Боль усиливается, когда Ифань перетаскивает непослушные ноги через невысокий порожек. Приходится стены держаться, чтобы не упасть. Это унизительно, но Ифань, стиснув зубы, мирится и с этим.
Он накидывает на голову капюшон, натягивает рукава по самые пальцы и открывает дверь. Всего на пару дюймов, лишь бы увидеть смельчака.
Видит.
Видит огромные — в пол-лица, не меньше — глаза, видит нос и крупный рот с мягкими на вид губами. Губы подрагивают, готовые растянуться в улыбке, и растягиваются же, стоит Ифаню приоткрыть дверь шире.
— Привет, — говорит обладатель глаз в пол-лица. — Я Чанёль. Живу в доме Паков. Внук. Вот. Пирог. — Он поднимает руки повыше, и Ифань видит — в самом деле пирог. Яблочный, если нюх не подводит. — Если остынет, будет не то.

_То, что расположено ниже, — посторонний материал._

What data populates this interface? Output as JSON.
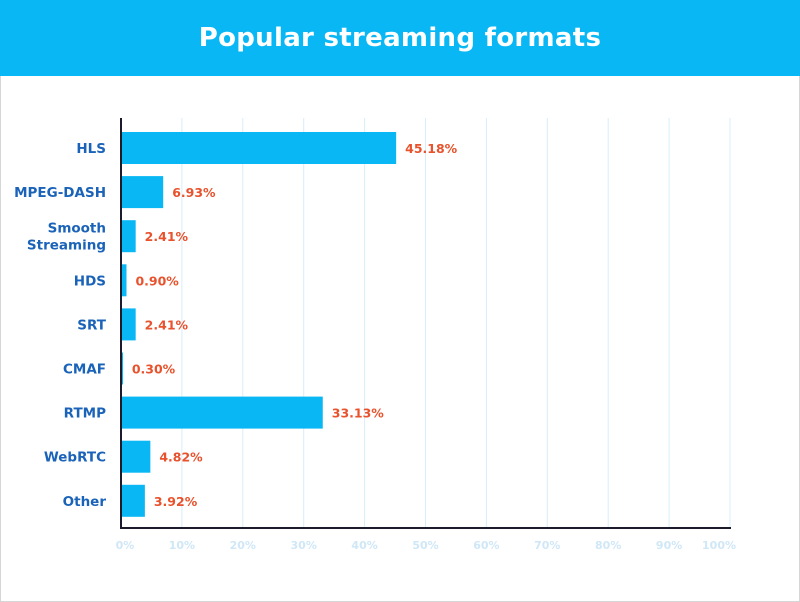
{
  "chart_data": {
    "type": "bar",
    "orientation": "horizontal",
    "title": "Popular streaming formats",
    "categories": [
      "HLS",
      "MPEG-DASH",
      "Smooth Streaming",
      "HDS",
      "SRT",
      "CMAF",
      "RTMP",
      "WebRTC",
      "Other"
    ],
    "category_lines": [
      [
        "HLS"
      ],
      [
        "MPEG-DASH"
      ],
      [
        "Smooth",
        "Streaming"
      ],
      [
        "HDS"
      ],
      [
        "SRT"
      ],
      [
        "CMAF"
      ],
      [
        "RTMP"
      ],
      [
        "WebRTC"
      ],
      [
        "Other"
      ]
    ],
    "values": [
      45.18,
      6.93,
      2.41,
      0.9,
      2.41,
      0.3,
      33.13,
      4.82,
      3.92
    ],
    "value_labels": [
      "45.18%",
      "6.93%",
      "2.41%",
      "0.90%",
      "2.41%",
      "0.30%",
      "33.13%",
      "4.82%",
      "3.92%"
    ],
    "xlim": [
      0,
      100
    ],
    "xticks": [
      "0%",
      "10%",
      "20%",
      "30%",
      "40%",
      "50%",
      "60%",
      "70%",
      "80%",
      "90%",
      "100%"
    ],
    "grid": true,
    "colors": {
      "bar": "#0ab7f5",
      "value_label": "#e8522c",
      "category_label": "#1a63b8",
      "grid": "#d9ecfa",
      "header": "#0ab7f5"
    }
  }
}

Ифань с трудом сглатывает и отступает на шаг назад. Открывать дверь шире он не спешит, как не спешит впускать в свою жизнь неизвестных ему Чанёлей, что пекут яблочные пироги для соседей.
— Я… — Собственный голос пугает Ифаня: так давно он его не слышал, таким грубым и пустым он ему кажется. — Я болею. Прости.

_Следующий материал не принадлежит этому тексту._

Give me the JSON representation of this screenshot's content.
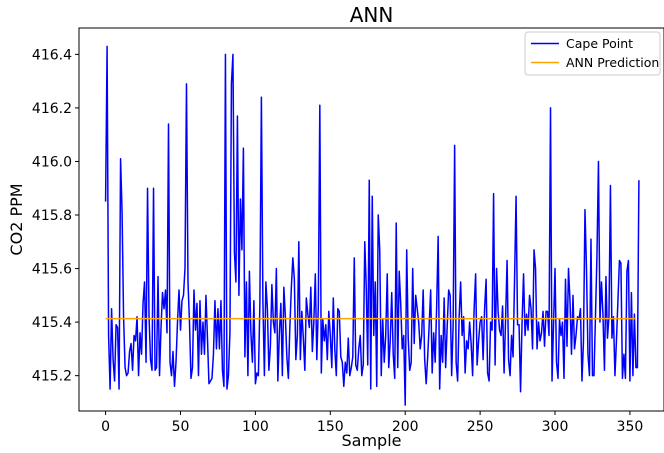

— Болеешь? — Чанёль оживляется. — Тогда я тот, кто тебе нужен! Я мастер по лечебным чаям. А что может быть лучше, чем кружка отличного малинового чая с домашним яблочным пирогом? М?
Ифань теряется. Он не привык к тому, что люди хотят угостить его пирогом и заварить ему чай из малины. Да любой чай, если уж быть откровенным до конца.
— Я не думаю, что это, — Ифань облизывает губы, — хорошая идея.
Он крепче сжимает ручку и встает так, что Чанёль, чьи глаза так и рыщут под полами его капюшона, видит лишь его руку и носок домашних кед.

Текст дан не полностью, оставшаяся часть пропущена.